Less than a year away from its 10th birthday, Nissan’s 370Z is getting a modest refresh in the hopes of maintaining some kind of relevance. Despite being the better car, the present model failed to outsell the 350Z in the United States in all but its introductory year, and annual deliveries have continue to tumble ever since. Nissan only managed to move 4,614 examples in 2017, which is less than half the volume seen in 2010.
The Z car represents the last gasp of Japanese muscle and it’s been gradually wheezing its way out of prominence. Most of the famous alphanumeric nameplates from the island nation were buried over a decade ago. But the Nissan lived on, almost as if it was saving a seat for the Toyota Supra’s return.

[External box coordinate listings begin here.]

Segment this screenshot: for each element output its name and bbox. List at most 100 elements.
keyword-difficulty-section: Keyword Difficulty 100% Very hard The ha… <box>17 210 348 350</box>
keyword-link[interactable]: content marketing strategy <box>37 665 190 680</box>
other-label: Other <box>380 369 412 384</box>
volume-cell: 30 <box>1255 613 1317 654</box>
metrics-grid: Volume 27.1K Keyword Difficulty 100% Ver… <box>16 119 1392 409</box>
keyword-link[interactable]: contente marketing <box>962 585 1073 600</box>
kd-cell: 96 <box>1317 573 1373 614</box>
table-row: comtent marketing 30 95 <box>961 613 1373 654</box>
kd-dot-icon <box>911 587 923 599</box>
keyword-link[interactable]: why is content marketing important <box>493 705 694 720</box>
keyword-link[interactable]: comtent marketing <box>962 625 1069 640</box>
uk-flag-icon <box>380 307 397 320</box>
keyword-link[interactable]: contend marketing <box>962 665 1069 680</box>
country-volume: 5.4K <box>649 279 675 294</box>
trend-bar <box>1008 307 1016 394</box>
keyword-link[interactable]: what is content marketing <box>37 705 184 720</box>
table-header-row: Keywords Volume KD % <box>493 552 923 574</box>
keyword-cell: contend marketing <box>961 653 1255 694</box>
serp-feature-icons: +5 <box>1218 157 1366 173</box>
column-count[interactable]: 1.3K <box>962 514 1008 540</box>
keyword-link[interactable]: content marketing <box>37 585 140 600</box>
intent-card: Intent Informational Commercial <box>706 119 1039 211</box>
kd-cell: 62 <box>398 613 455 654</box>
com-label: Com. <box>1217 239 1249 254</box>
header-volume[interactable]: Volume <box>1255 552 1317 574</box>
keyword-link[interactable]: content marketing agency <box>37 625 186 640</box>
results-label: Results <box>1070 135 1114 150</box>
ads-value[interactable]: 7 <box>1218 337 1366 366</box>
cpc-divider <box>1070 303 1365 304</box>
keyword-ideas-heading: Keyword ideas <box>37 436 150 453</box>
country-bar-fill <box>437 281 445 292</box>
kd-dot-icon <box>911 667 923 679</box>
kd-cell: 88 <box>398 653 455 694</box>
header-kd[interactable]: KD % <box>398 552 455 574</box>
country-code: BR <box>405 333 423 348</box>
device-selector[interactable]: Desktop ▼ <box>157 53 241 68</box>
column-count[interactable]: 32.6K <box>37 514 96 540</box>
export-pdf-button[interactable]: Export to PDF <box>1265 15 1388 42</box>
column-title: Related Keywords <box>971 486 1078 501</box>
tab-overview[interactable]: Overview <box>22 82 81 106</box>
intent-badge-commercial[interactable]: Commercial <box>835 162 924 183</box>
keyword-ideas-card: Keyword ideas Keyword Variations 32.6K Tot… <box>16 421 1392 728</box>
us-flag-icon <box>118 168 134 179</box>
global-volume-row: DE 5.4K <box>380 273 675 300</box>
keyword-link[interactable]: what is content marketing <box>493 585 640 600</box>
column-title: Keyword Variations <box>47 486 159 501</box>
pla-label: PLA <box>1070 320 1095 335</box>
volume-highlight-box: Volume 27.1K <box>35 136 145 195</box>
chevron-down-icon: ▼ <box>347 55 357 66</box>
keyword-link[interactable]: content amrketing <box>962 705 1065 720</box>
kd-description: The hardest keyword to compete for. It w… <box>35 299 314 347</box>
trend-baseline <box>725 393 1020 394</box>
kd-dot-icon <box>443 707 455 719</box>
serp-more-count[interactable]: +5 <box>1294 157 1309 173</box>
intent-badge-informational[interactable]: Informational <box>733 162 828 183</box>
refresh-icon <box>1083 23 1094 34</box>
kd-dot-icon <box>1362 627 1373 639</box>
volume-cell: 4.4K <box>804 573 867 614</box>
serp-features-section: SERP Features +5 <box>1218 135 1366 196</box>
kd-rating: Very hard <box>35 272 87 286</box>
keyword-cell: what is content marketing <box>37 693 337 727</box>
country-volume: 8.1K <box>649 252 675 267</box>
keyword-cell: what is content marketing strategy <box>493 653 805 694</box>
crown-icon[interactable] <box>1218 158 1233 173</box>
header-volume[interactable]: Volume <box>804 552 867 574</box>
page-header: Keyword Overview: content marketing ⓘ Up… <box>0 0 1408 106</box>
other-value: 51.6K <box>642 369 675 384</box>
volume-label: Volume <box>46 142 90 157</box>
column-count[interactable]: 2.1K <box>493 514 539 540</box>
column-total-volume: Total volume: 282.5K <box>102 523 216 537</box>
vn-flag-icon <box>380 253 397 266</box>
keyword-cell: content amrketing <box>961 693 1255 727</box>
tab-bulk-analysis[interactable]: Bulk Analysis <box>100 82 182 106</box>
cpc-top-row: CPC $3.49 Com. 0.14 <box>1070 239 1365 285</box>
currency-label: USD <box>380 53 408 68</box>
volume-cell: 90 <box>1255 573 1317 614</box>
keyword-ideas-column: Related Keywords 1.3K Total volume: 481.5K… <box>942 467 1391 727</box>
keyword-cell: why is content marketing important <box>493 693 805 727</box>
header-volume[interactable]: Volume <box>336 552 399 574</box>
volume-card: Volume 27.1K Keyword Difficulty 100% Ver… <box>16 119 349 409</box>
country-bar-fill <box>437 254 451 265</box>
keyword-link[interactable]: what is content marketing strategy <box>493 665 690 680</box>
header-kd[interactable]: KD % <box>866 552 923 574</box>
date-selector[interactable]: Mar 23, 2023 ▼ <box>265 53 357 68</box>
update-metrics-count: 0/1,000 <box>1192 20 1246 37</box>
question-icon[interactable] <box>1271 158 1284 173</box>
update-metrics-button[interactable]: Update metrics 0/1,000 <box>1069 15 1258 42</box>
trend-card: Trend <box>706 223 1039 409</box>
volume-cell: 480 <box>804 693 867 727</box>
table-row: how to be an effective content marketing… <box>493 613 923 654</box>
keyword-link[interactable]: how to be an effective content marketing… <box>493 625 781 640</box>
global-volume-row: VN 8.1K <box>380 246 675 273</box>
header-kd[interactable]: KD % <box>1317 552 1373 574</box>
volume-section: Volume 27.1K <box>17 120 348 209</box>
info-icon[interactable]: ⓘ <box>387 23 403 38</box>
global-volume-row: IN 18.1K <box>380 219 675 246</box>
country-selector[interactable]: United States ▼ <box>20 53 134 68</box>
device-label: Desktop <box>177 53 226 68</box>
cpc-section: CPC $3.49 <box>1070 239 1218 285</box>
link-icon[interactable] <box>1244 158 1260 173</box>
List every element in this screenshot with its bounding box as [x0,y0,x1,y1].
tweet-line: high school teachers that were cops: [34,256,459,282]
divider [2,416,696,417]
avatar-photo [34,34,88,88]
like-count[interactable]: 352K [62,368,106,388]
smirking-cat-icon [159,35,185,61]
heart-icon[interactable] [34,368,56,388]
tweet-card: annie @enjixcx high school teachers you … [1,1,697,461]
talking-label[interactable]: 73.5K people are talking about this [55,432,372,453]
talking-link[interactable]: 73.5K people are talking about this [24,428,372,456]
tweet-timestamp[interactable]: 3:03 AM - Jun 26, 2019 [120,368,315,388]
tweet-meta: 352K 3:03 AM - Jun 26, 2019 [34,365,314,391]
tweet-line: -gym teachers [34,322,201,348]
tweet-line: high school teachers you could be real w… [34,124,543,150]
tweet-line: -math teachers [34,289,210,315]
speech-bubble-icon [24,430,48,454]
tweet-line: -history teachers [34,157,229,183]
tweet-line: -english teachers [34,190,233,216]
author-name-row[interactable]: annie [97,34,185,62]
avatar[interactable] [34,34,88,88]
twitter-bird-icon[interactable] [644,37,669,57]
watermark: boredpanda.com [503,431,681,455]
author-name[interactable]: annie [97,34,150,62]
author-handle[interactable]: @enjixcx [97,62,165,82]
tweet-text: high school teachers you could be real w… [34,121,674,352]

For 2019, the 370Z will continue sourcing power from a 332 horsepower, 3.7-liter V6, while the Nismo variant generates 350 hp. Pricing remains unchanged at $29,990 for the base 370Z Coupe, $41,820 for the 370Z Roadster, and $45,690 for the 370Z Nismo. Of course, you’ll have to tack on an additional $885 for destination charges.
A six-speed manual is standard on all models. But an available seven-speed auto can be had for an extra $1,400.
With pricing and powertrains looking very familiar, you’re not wrong to assume Nissan hasn’t done much to tempt prospective Z owners. Rearview mirrors now have an auto-dimming feature and regulatory mandates have forced an inclusion of a backup camera. But outside of some new paint options on the Heritage Edition, that’s all Nissan was willing to change.
In case you were curious, those new paint options are Magnetic Black, Deep Blue Pearl, and Pearl White. They come with unique exterior graphics, black mirrors, and yellow interior trim. The package is only available on the Coupe, which has also consolidated the Touring and Sport Tech trims from the 2018 model year into a single Sport Touring package.
While a successor is rumored to be in the later stages of development, Nissan has been careful not to commit to anything that would suggest a 400Z is right around the corner. We know it’s brewing something, but the automaker remains noncommittal when discussing the matter.
Like the Toyota-BMW partnership that resulted in the new Supra and Z4, Nissan is believed to be working on something Z-related with Mercedes-Benz. Of course, this isn’t an assurance of anything. The sports coupe segment may turn out to be something Japanese automakers aren’t interested in pursuing in a few years.
While you can still get a peppy hatchback, the majority of the sports car segment has moved upmarket. Middleweight bruisers priced below the six-figure mark are becoming increasingly rare, especially from foreign automakers. We’d still like Japan to come up with something to give American muscle a run for its money, though — even if it means partnering with Germany to do it.